Moneybox

Brown/Vitter: Two Steps Forward, One Step Back

Sen. Sherrod Brown takes his seat beside Sen. Jon Tester

Photo by T.J. Kirkpatrick/Getty Images

Sherrod Brown and David Vitter had been rumored to be working on some kind of legislative effort to break up “too big to fail” banks, but according to draft text obtained by Tim Fernholz what they’ve actually come up with is a bit different. In many respects, it’s a great bill that woiuld take us forward on bank safety. But it also contains a significant step back.

The good news is it features leverage rules that are considerably tougher than Basel III. Banks would face a hard floor of 10 percent common equity rather than the Basel III ratio of 4.5-8 percent and Brown/Vitter wouldn’t let you do risk-weighting of the assets. Basically the Brown/Vitter leverage rules would make American banks much less likely to fail than is currently the case, probably at the cost of making it somewhat harder for consumers to get mortgages and consumer debt products. Brown/Vitter also tackles bank size by saying that there’d be an additional 5 percent capital surcharge on banks with over $400 billion in assets (i.e., JP Morgan Chase, Bank of America, Citigroup, Wells Fargo, Goldman Sachs, and Morgan Stanley). That wouldn’t formally require the six largest banks to break up, but it would give the larger regional banks a substantial competitive advantage vis-a-vis the megabanks while insuring that the largest banks would be super-safe.
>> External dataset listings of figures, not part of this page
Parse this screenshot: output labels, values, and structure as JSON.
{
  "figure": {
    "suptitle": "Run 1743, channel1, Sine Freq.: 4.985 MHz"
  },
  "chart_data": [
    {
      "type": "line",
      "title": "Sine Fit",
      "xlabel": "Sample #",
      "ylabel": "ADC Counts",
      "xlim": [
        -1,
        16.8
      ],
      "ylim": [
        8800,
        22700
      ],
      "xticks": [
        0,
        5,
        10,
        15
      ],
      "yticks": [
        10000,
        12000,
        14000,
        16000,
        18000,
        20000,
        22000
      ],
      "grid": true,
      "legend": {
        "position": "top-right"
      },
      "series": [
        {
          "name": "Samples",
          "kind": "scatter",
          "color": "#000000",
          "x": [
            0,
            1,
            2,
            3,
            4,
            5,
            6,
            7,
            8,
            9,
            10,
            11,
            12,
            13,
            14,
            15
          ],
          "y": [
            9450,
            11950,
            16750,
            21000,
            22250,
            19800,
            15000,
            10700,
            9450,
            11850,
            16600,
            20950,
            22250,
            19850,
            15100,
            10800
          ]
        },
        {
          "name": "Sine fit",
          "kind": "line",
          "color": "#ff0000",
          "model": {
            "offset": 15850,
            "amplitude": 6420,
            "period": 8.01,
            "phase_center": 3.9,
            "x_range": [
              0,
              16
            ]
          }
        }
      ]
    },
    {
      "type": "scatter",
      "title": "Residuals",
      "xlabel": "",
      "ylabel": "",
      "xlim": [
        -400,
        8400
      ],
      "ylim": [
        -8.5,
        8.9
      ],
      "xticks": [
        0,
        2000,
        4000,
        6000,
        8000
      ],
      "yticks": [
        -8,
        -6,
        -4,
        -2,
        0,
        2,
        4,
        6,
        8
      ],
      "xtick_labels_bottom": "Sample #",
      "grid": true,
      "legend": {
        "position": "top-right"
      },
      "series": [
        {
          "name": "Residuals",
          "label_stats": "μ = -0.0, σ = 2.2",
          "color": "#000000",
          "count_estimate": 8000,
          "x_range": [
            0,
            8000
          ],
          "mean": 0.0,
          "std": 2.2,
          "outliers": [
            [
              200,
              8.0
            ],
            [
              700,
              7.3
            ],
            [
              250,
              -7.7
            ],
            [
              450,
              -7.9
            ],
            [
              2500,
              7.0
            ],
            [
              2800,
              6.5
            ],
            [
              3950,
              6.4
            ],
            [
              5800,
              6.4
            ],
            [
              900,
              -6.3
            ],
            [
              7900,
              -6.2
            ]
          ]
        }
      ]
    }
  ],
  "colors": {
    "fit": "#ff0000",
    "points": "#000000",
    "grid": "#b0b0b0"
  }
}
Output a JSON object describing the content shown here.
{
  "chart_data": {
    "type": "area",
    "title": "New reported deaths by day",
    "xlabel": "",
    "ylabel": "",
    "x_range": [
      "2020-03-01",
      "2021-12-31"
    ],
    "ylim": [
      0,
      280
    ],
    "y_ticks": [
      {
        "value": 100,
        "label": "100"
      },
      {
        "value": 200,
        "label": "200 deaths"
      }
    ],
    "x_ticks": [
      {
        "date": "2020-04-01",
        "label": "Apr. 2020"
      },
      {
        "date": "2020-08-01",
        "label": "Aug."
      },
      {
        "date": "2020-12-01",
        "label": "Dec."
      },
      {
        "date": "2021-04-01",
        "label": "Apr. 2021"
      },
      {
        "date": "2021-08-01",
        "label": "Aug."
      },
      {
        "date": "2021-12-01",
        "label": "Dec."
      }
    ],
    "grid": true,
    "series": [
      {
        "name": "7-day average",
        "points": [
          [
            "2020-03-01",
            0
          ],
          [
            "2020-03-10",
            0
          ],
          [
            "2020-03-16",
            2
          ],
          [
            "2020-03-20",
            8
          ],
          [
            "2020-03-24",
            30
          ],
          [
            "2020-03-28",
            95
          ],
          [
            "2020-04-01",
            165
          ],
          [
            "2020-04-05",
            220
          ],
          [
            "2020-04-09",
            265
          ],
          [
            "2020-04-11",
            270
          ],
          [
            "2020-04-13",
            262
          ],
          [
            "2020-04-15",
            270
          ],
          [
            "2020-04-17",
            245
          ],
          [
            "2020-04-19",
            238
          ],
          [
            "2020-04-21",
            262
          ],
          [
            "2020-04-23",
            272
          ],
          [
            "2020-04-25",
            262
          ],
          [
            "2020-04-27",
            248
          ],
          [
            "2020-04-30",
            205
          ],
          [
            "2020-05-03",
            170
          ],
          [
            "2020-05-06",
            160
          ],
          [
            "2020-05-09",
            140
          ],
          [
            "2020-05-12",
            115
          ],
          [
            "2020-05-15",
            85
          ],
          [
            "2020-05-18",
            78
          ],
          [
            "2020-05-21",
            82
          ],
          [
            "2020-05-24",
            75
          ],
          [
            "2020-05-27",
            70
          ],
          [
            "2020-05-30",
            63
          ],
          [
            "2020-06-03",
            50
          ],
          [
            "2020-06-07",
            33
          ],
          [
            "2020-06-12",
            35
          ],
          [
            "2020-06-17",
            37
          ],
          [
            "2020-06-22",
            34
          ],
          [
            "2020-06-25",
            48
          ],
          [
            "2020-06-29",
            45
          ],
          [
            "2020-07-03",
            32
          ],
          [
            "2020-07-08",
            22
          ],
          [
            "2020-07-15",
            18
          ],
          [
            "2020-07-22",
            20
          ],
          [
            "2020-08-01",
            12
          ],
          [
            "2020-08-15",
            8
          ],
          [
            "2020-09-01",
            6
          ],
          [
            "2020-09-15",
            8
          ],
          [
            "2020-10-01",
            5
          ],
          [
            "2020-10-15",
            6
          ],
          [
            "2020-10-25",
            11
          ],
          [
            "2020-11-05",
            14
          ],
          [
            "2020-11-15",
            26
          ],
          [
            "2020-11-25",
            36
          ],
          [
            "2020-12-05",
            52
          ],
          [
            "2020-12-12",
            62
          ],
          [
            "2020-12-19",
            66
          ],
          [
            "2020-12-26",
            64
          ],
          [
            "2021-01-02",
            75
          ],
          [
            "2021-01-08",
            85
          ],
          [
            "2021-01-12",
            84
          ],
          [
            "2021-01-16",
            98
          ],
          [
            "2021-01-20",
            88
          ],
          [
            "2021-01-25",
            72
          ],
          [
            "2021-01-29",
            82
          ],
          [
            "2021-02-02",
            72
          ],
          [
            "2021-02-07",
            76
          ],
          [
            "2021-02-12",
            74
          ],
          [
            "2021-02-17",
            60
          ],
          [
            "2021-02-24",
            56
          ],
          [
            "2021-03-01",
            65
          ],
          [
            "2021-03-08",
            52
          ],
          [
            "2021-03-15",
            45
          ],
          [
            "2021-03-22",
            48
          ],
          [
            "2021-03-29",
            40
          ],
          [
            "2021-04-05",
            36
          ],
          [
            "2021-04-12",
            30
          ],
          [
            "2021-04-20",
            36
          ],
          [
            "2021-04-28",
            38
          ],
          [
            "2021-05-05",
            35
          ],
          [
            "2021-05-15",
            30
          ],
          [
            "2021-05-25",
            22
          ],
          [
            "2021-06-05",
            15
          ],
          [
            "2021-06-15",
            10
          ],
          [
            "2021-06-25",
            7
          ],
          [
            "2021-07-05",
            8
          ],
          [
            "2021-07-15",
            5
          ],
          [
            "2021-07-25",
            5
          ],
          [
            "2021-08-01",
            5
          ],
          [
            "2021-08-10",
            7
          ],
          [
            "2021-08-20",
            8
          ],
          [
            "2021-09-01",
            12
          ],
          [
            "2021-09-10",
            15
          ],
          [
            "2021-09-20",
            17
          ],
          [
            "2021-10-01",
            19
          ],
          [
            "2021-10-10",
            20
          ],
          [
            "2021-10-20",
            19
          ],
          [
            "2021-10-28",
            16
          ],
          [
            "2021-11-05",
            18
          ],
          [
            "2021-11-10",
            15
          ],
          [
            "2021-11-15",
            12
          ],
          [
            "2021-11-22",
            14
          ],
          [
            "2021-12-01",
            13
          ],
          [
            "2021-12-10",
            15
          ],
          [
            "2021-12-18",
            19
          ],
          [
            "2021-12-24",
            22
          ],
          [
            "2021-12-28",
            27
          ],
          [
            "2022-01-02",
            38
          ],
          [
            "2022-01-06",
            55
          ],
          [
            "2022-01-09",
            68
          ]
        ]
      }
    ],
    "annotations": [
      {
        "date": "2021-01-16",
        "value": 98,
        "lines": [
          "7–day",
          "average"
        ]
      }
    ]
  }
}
At the same time, instead of simply superseding the Basel III rules on leverage Brown/Vitter would supersede Basel III in its entirety including regulations about liquidity and other matters.

This highlights one reason a lot of people in the Treasury Department are loath to see people talking about new bank legislation. They see it as essentially opening up a can of worms that gives financial institutions dozens of new venues with which to attack ongoing efforts to toughen-up regulations. And on Twitter, Daniel Davies was suggesting that you could basically use off balance sheet vehicles to punch an enormous loophole in the alleged equity requirements here. Basically, instead of making a highly leveraged investment, you make a somewhat leveraged investment in an entity that is itself leveraged. In other words, while the risk-weighting process can be used as a regulatory arbitrage the absence of risk-weighting can also work that way. Given the exceptional complexity of existing financial regulations it’s very tempting to say “what we really need to do is brush all that aside and just do X” but the rules got complicated in part because it’s really hard to turn “just do X” into an operational regulatory strategy.